Right-wing political and religious groups agree with the feminist critics, calling these billboards "unfriendly to families."
Both groups criticize Billboard Magazine for promoting such advertising and call for it to return to its "wholesome past," when its pages were full of nothing more controversial than Jerry Lee Lewis' marriage to his underage cousin, Madonna's chaste kissing of Britney Spears' "sexy" derriere, and Janet Jackson's "wardrobe malfunction."

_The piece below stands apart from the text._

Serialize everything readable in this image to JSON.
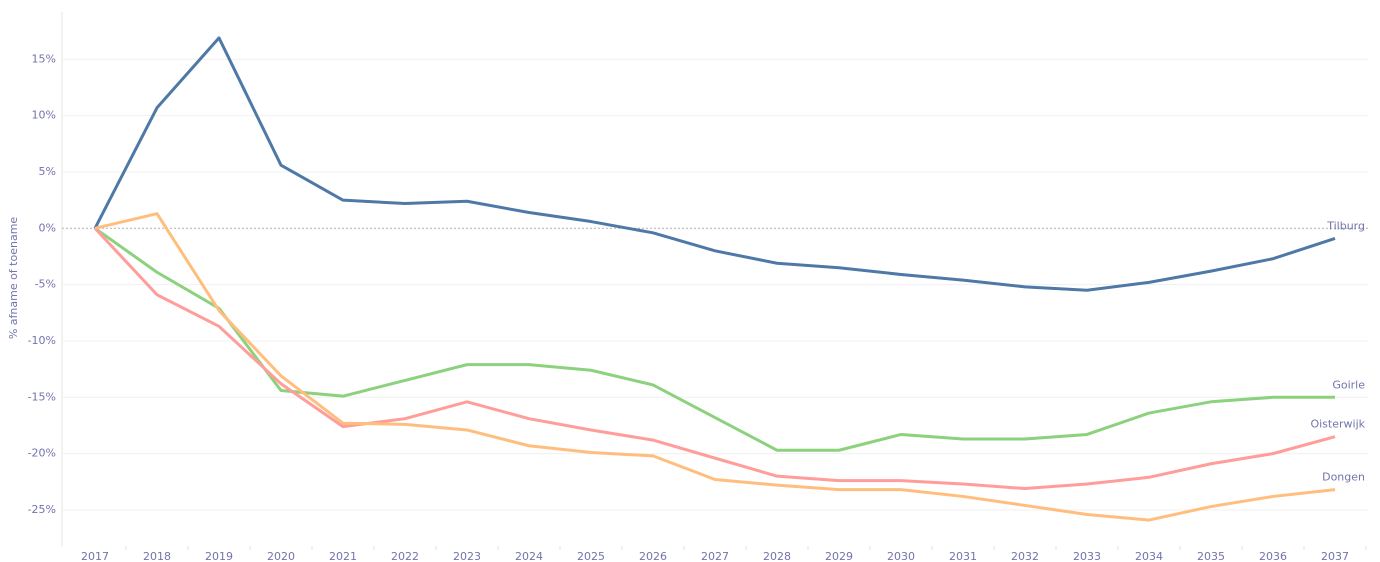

Defenders[edit | edit source]
However, Billboard Magazine also has its defenders, as do the billboards themselves. The Las Vegas City Council erected the controversial signs featured in many issues of the magazine to draw attention to "Sin City's lights and delights," says Mayor Oscar Goodman, adding, "We're a wide-open, adults-only, anything-goes, 24-hour town, and we want everyone, especially the mob, to know we're ready to do business." The casinos also like the billboards. "They're art," the spokesman for one casino asserted. "In fact, in Vegas, they're about the highest form of art a tourist is likely to see outside one of our strip shows." A noted defense attorney, Jacques Strap, and many others who profit from the signs' legal problems, applauds Billboard Magazine's "courage and integrity," in chronicling the nation's "art, entertainment, and business."